My players were great. Mostly their background was Pathfinder, and they had never played Fate before, but they took to it very quickly. Without ruining the adventure for anyone, I think it’s fair to say there was plenty of opportunities for action and tough character choices. Their collective responsibilities and motivations served as great seeds for compelling aspects and sticking them in all sorts of sticky (and awesome) situations.

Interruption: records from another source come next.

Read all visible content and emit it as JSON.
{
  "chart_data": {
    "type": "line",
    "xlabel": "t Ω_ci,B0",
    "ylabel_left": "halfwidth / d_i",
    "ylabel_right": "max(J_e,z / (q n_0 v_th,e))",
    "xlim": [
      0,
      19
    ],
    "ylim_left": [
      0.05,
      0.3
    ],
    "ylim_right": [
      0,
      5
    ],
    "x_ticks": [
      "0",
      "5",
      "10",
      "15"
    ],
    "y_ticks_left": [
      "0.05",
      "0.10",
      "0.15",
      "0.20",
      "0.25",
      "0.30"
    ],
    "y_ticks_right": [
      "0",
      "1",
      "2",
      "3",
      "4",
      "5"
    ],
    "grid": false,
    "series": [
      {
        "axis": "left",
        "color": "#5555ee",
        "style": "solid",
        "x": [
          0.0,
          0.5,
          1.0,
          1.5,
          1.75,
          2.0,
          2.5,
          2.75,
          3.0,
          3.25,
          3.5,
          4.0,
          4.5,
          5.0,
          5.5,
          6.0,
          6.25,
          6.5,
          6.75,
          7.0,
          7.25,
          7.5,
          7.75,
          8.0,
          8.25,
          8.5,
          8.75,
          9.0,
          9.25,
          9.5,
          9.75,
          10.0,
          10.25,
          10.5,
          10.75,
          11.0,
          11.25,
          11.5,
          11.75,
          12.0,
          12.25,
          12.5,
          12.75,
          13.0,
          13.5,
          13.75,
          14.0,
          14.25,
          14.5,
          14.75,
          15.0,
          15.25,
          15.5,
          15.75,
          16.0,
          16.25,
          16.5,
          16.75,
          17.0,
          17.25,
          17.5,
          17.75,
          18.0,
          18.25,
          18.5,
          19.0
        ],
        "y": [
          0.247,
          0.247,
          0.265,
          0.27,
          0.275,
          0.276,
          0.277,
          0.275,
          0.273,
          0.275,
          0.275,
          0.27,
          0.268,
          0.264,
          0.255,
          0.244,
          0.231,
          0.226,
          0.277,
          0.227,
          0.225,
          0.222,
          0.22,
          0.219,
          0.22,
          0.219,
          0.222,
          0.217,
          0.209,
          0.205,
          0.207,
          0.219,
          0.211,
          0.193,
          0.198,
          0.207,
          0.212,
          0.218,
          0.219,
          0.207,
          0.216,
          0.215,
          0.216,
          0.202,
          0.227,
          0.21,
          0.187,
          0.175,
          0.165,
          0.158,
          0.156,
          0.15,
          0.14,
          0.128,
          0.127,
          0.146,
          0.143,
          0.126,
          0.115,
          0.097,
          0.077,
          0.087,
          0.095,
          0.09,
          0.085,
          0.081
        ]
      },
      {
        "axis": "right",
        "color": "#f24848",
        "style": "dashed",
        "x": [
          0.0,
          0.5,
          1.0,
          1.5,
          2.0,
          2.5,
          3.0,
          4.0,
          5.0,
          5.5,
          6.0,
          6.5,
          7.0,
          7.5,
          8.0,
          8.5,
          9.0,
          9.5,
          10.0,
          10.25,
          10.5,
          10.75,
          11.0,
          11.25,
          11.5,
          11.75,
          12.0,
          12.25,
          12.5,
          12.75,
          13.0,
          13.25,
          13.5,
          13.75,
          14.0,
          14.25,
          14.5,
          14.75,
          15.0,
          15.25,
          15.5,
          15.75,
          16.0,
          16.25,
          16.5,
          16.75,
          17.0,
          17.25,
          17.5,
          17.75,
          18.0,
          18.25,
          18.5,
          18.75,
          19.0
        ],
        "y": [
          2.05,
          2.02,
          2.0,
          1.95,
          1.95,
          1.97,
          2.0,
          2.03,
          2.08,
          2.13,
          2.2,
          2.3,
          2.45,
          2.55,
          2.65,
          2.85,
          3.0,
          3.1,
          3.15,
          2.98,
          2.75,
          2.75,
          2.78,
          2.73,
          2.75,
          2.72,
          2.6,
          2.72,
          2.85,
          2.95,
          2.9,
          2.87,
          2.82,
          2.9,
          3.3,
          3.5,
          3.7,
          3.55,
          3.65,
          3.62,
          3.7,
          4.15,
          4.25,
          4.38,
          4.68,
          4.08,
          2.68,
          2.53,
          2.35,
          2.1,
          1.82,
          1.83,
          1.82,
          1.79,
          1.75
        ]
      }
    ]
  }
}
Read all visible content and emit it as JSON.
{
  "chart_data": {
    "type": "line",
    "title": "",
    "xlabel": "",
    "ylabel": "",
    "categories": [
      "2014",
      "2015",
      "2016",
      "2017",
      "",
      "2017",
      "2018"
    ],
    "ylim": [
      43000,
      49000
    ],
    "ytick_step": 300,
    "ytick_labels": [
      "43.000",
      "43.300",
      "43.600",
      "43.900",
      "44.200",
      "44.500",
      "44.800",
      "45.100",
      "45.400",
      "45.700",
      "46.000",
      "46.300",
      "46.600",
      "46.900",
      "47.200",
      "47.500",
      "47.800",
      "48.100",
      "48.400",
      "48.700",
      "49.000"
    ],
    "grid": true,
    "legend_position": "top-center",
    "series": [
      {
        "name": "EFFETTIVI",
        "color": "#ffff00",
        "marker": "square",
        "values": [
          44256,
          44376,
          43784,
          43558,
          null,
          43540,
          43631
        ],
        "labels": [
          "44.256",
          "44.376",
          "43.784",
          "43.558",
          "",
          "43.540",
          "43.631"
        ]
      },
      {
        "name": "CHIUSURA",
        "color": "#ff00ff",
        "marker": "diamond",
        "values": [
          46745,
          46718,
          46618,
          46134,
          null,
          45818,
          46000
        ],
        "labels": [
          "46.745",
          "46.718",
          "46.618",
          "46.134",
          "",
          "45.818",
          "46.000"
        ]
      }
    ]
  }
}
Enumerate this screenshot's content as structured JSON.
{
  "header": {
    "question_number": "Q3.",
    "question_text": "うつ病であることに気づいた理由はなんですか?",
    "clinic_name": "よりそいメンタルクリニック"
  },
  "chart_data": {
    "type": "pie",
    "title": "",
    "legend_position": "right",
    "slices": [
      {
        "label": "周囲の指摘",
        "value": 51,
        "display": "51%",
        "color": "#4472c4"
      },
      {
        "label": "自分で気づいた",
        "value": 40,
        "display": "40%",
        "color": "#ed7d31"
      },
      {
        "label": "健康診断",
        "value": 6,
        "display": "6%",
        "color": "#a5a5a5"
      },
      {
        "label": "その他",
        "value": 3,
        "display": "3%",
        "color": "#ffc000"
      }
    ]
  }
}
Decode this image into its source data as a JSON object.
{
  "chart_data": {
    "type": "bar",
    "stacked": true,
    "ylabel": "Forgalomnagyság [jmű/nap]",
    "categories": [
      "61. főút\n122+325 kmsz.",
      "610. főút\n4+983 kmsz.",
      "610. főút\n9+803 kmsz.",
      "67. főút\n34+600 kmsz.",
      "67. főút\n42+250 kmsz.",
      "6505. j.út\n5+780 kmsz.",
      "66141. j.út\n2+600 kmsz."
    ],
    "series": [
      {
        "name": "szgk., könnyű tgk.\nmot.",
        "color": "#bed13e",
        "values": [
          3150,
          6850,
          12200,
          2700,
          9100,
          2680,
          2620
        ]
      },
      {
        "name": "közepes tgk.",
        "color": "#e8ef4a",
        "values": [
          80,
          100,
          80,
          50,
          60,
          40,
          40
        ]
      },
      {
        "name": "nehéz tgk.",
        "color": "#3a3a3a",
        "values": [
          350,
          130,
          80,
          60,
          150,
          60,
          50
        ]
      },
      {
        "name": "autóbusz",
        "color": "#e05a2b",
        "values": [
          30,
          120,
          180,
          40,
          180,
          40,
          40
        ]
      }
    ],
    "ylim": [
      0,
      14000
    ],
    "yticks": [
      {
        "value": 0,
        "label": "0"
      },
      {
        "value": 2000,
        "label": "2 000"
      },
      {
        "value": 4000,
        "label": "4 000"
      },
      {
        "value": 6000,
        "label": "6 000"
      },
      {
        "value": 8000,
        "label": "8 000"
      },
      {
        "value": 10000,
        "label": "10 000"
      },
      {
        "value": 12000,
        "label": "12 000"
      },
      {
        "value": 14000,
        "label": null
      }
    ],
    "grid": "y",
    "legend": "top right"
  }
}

One of my very favorite twists early on was that one of the players asked me if people normally carried firearms. Ironically it was the one player who played the alien race that asked this, so I turned the question back around on him. “Good questions, why do you roll Lore to Create an Advantage and find out.” He hit the difficulty and created the situation aspect “Everybody is packing”. Suddently the train they were on was part of the wild west, and differentiating innocent bystander who was carrying a gun from deep cover operatives became MUCH harder! That is really when the game picked up steam.

Thoughts on the game

Racism came up at the table. And I was glad to have an opportunity to address it. Every player at the table was white and we had a game where every character was human except one. who played a pseudo-indigenous insect like alien. Early on one player described his character as xenophobic, and soon after another player join in with him. Right then I pulled back the curtain and asked everyone to consider that trivializing or romanticizing racism with the excuse that we’re playing a game, still doesn’t make it okay. If your characters are racists, then let’s address that issue as a serious one in the game and treat it with respect as a major problem in the setting. Or lets leave all that bullshit out of our game. The opted for the latter. I was very happy I caught that one early on.